Five days after International Holocaust Remembrance Day, Americans began observing Black History Month. It's the tale of two struggles - or is it?

Both groups, Blacks and Eastern European Jews share stories of unfathomable atrocities of every kind. Both groups share stories of inspirational triumphs, succeeding through incredible odds. The stories intersect at different points along the way. Sometimes positively, other times negatively.

The survivors of the Holocaust want the world to "never forget". Slavery and Jim Crow's survivors want the same. The fact is that the world will never forget. It cannot.

You see, every group of people has an oppression tradition. The times, places, and types will vary, but man's inhumanity to man is a hallmark of our human existence on Earth. Though it's seldom broached, the Holocaust was about the genocidal oppression of more than just the Jewish people. According to the Holocaust Memorial Day Trust website, it included the Roma and Sinti people (sometimes referred to as ‘Gypsies’) and black people. Slavic people, such as those from Poland and Russia, were considered inferior and were targeted because they lived in areas needed for German expansion.

The Nazis wanted to ‘improve’ the genetic make-up of the population and so persecuted people they deemed to be disabled, either mentally or physically, as well as gay people. Political opponents, primarily communists, trade unionists and social democrats, as well as those whose religious beliefs conflicted with Nazi ideology, such as Jehovah’s Witnesses, were also targeted for persecution.

Slavery and Jim Crow proponents brutalized and humiliated more than just Black people. They included Native American men women and children, Asians, and Hispanics as well. There were even white Irishmen who found themselves caught up in the enslaver's web.

The oppression, othering, and subjugation of people groups is still ongoing around the world. It is recognized most notably these days as invasion, occupation, and human trafficking. Is this because we have forgotten? No. This is not happening because we have forgotten. As it turns out, memory is not a deterrent. If it were, the pain we've caused one another would have been relegated to a shameful, distant past a long time ago. So what is the impetus for our current tolerance of atrocities? Advantage.

As lead singer David Byrn of the band "Talking Heads" once wrote, "Same as it ever was." Some oppressors see monetary gain. Others see land rich in raw materials. Some see the silencing of their religiopolitical enemies. Still, others see a wealth in the explanation of human labor. In every case, it's the value of something else over and above human life that leads to the subjugation of the "others".
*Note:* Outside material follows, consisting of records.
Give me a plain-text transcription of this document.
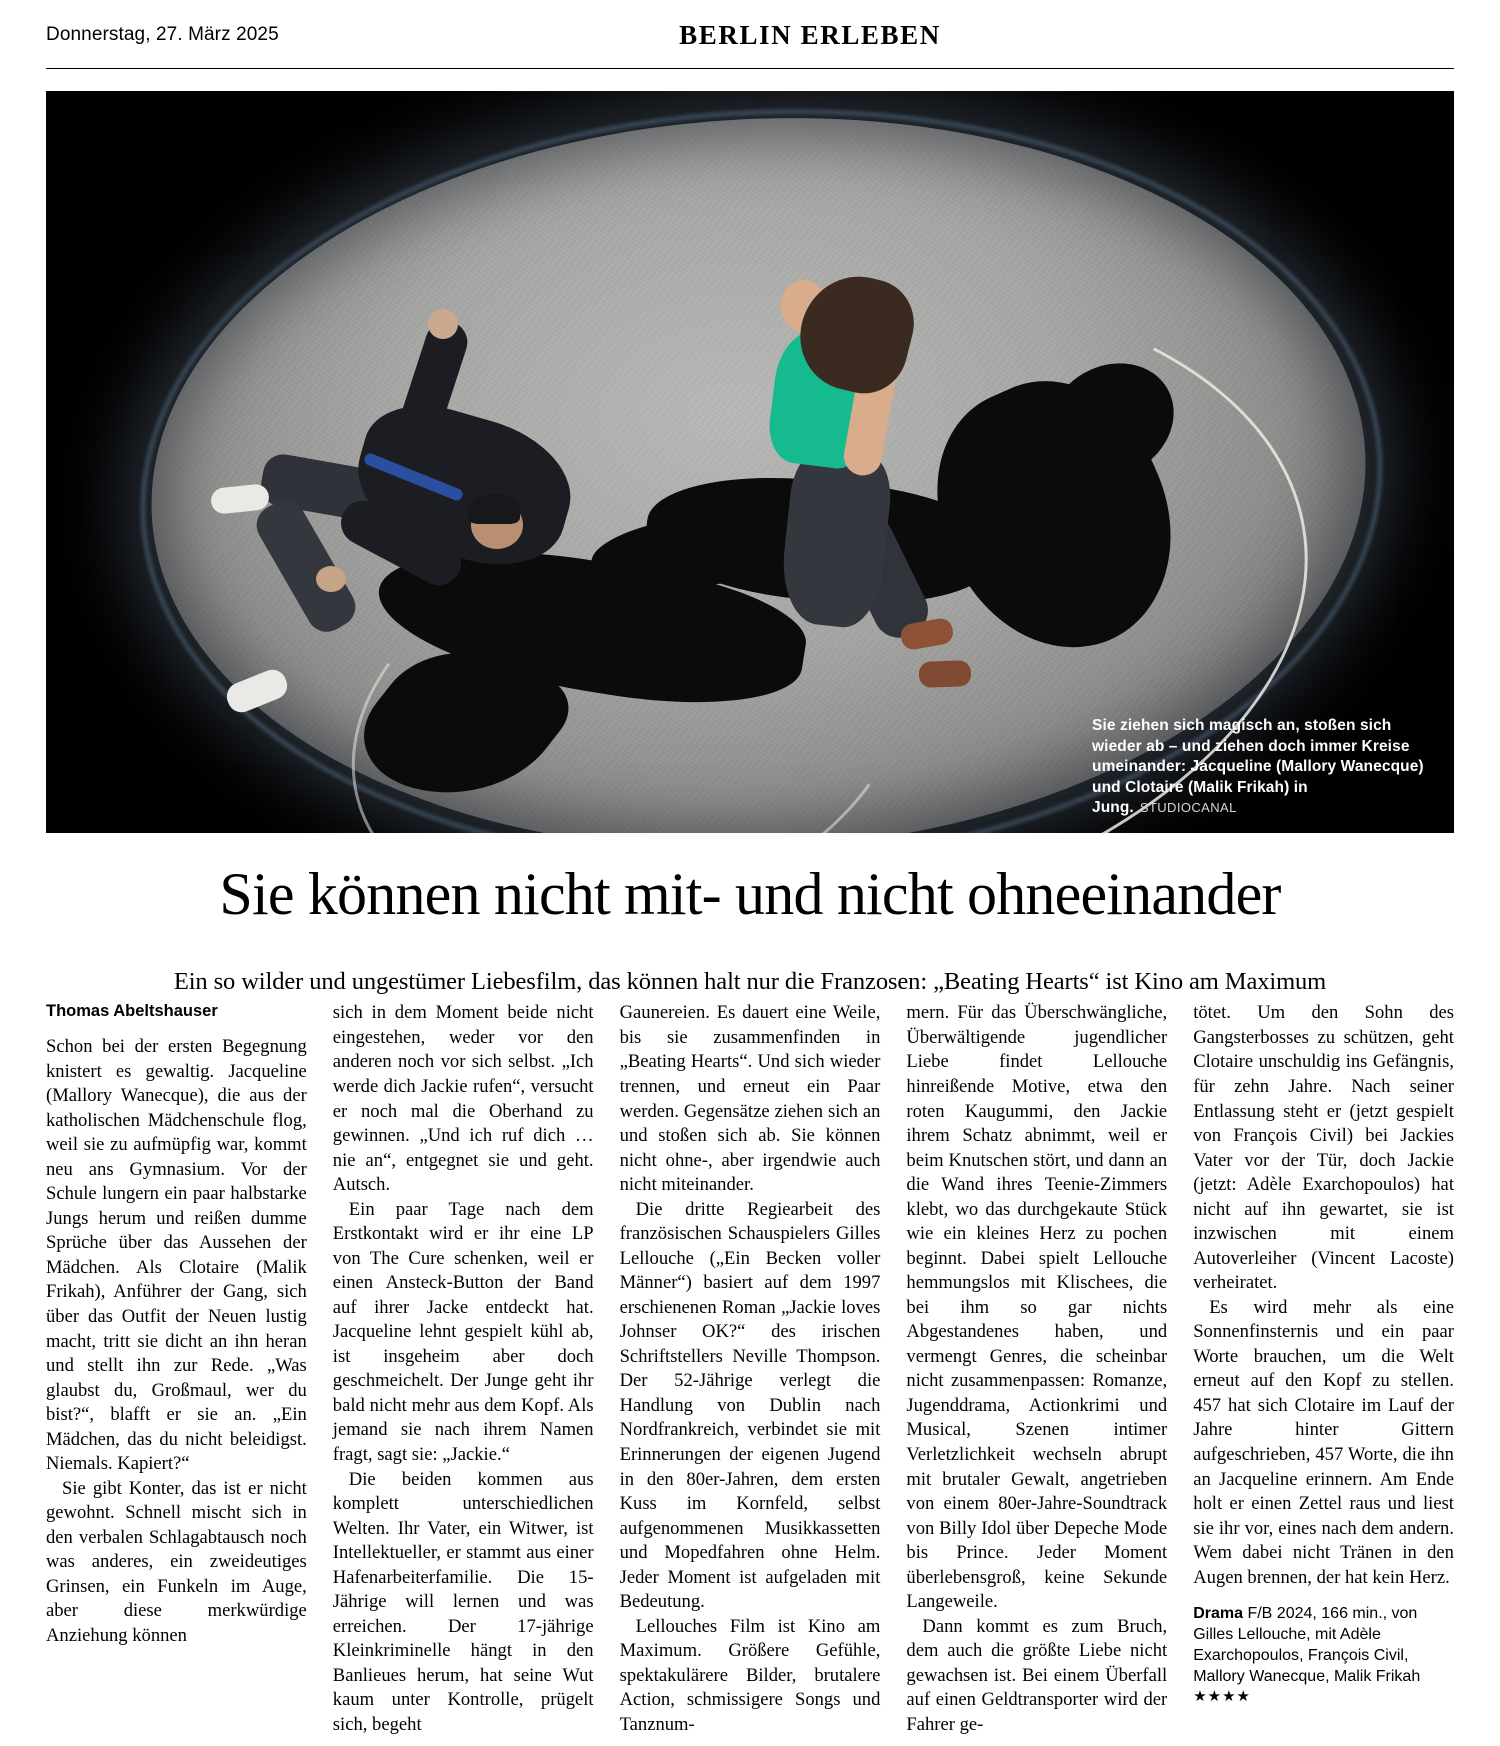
Donnerstag, 27. März 2025	BERLIN ERLEBEN
Sie ziehen sich magisch an, stoßen sich wieder ab – und ziehen doch immer Kreise umeinander: Jacqueline (Mallory Wanecque) und Clotaire (Malik Frikah) in Jung. STUDIOCANAL
Sie können nicht mit- und nicht ohneeinander
Ein so wilder und ungestümer Liebesfilm, das können halt nur die Franzosen: „Beating Hearts“ ist Kino am Maximum
Thomas Abeltshauser

Schon bei der ersten Begegnung knistert es gewaltig. Jacqueline (Mallory Wanecque), die aus der katholischen Mädchenschule flog, weil sie zu aufmüpfig war, kommt neu ans Gymnasium. Vor der Schule lungern ein paar halbstarke Jungs herum und reißen dumme Sprüche über das Aussehen der Mädchen. Als Clotaire (Malik Frikah), Anführer der Gang, sich über das Outfit der Neuen lustig macht, tritt sie dicht an ihn heran und stellt ihn zur Rede. „Was glaubst du, Großmaul, wer du bist?“, blafft er sie an. „Ein Mädchen, das du nicht beleidigst. Niemals. Kapiert?“

Sie gibt Konter, das ist er nicht gewohnt. Schnell mischt sich in den verbalen Schlagabtausch noch was anderes, ein zweideutiges Grinsen, ein Funkeln im Auge, aber diese merkwürdige Anziehung können

sich in dem Moment beide nicht eingestehen, weder vor den anderen noch vor sich selbst. „Ich werde dich Jackie rufen“, versucht er noch mal die Oberhand zu gewinnen. „Und ich ruf dich … nie an“, entgegnet sie und geht. Autsch.

Ein paar Tage nach dem Erstkontakt wird er ihr eine LP von The Cure schenken, weil er einen Ansteck-Button der Band auf ihrer Jacke entdeckt hat. Jacqueline lehnt gespielt kühl ab, ist insgeheim aber doch geschmeichelt. Der Junge geht ihr bald nicht mehr aus dem Kopf. Als jemand sie nach ihrem Namen fragt, sagt sie: „Jackie.“

Die beiden kommen aus komplett unterschiedlichen Welten. Ihr Vater, ein Witwer, ist Intellektueller, er stammt aus einer Hafenarbeiterfamilie. Die 15-Jährige will lernen und was erreichen. Der 17-jährige Kleinkriminelle hängt in den Banlieues herum, hat seine Wut kaum unter Kontrolle, prügelt sich, begeht

Gaunereien. Es dauert eine Weile, bis sie zusammenfinden in „Beating Hearts“. Und sich wieder trennen, und erneut ein Paar werden. Gegensätze ziehen sich an und stoßen sich ab. Sie können nicht ohne-, aber irgendwie auch nicht miteinander.

Die dritte Regiearbeit des französischen Schauspielers Gilles Lellouche („Ein Becken voller Männer“) basiert auf dem 1997 erschienenen Roman „Jackie loves Johnser OK?“ des irischen Schriftstellers Neville Thompson. Der 52-Jährige verlegt die Handlung von Dublin nach Nordfrankreich, verbindet sie mit Erinnerungen der eigenen Jugend in den 80er-Jahren, dem ersten Kuss im Kornfeld, selbst aufgenommenen Musikkassetten und Mopedfahren ohne Helm. Jeder Moment ist aufgeladen mit Bedeutung.

Lellouches Film ist Kino am Maximum. Größere Gefühle, spektakulärere Bilder, brutalere Action, schmissigere Songs und Tanznum-

mern. Für das Überschwängliche, Überwältigende jugendlicher Liebe findet Lellouche hinreißende Motive, etwa den roten Kaugummi, den Jackie ihrem Schatz abnimmt, weil er beim Knutschen stört, und dann an die Wand ihres Teenie-Zimmers klebt, wo das durchgekaute Stück wie ein kleines Herz zu pochen beginnt. Dabei spielt Lellouche hemmungslos mit Klischees, die bei ihm so gar nichts Abgestandenes haben, und vermengt Genres, die scheinbar nicht zusammenpassen: Romanze, Jugenddrama, Actionkrimi und Musical, Szenen intimer Verletzlichkeit wechseln abrupt mit brutaler Gewalt, angetrieben von einem 80er-Jahre-Soundtrack von Billy Idol über Depeche Mode bis Prince. Jeder Moment überlebensgroß, keine Sekunde Langeweile.

Dann kommt es zum Bruch, dem auch die größte Liebe nicht gewachsen ist. Bei einem Überfall auf einen Geldtransporter wird der Fahrer ge-

tötet. Um den Sohn des Gangsterbosses zu schützen, geht Clotaire unschuldig ins Gefängnis, für zehn Jahre. Nach seiner Entlassung steht er (jetzt gespielt von François Civil) bei Jackies Vater vor der Tür, doch Jackie (jetzt: Adèle Exarchopoulos) hat nicht auf ihn gewartet, sie ist inzwischen mit einem Autoverleiher (Vincent Lacoste) verheiratet.

Es wird mehr als eine Sonnenfinsternis und ein paar Worte brauchen, um die Welt erneut auf den Kopf zu stellen. 457 hat sich Clotaire im Lauf der Jahre hinter Gittern aufgeschrieben, 457 Worte, die ihn an Jacqueline erinnern. Am Ende holt er einen Zettel raus und liest sie ihr vor, eines nach dem andern. Wem dabei nicht Tränen in den Augen brennen, der hat kein Herz.

Drama F/B 2024, 166 min., von Gilles Lellouche, mit Adèle Exarchopoulos, François Civil, Mallory Wanecque, Malik Frikah ★★★★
When human beings begin to see that the lives of other human beings (along with their dignity) is just as valuable and indispensable as their own, regardless of anything else, we as a species will finally have turned the proverbial corner. We will have reached our next evolutionary level.

So until then, never forget.

Always observe these times when people say, "We struggled, we bled, we died." If you do, you may be helping to expedite the day when no one ever has to say that again.